Should the money of LIC’s policyholders be used to bail out poorly performing state-run enterprises? This is an important question. Policyholders may have no authority over LIC’s decisions, but they assume that the state insurer shall always be strong enough to fulfil all its financial obligations. Risky investments by LIC make policyholders wonder about that assumption. The value of IDBI’s shares have more than halved since January, when LIC completed its majority acquisition. This implies that the LIC’s pool of funds has suffered a decline to the extent of the fall in that investment’s value.

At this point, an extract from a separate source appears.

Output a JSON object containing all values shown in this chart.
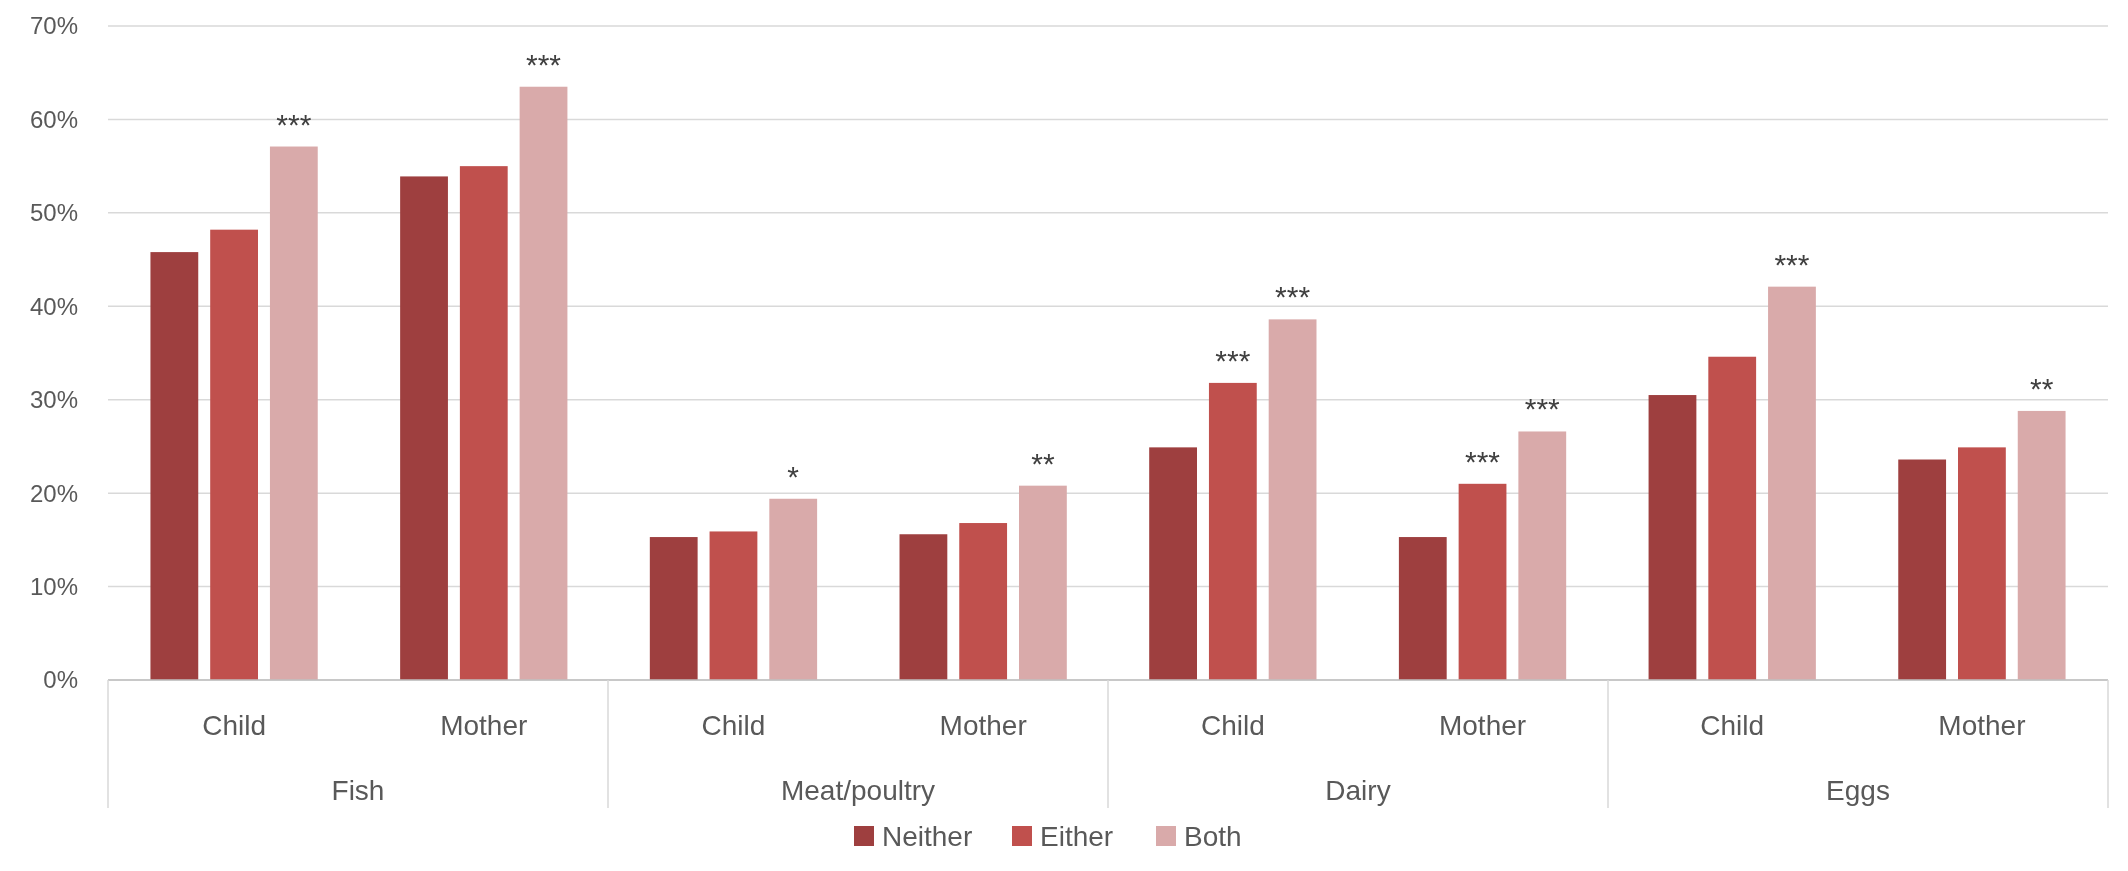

Such transactions underscore the conflicts of interest inherent in the various roles the government plays: as owner, lawmaker and regulator. An owner would focus on the profitability of the entity it owns, and a legislator needs to define the rules of operation, which may not align with the interests of the owner, while the regulator must ensure these rules are followed and that the sector’s health isn’t compromised. To ensure diverse objectives don’t come in each other’s way, clear principles should be laid out on how big-ticket deals by state-run entities are to be done.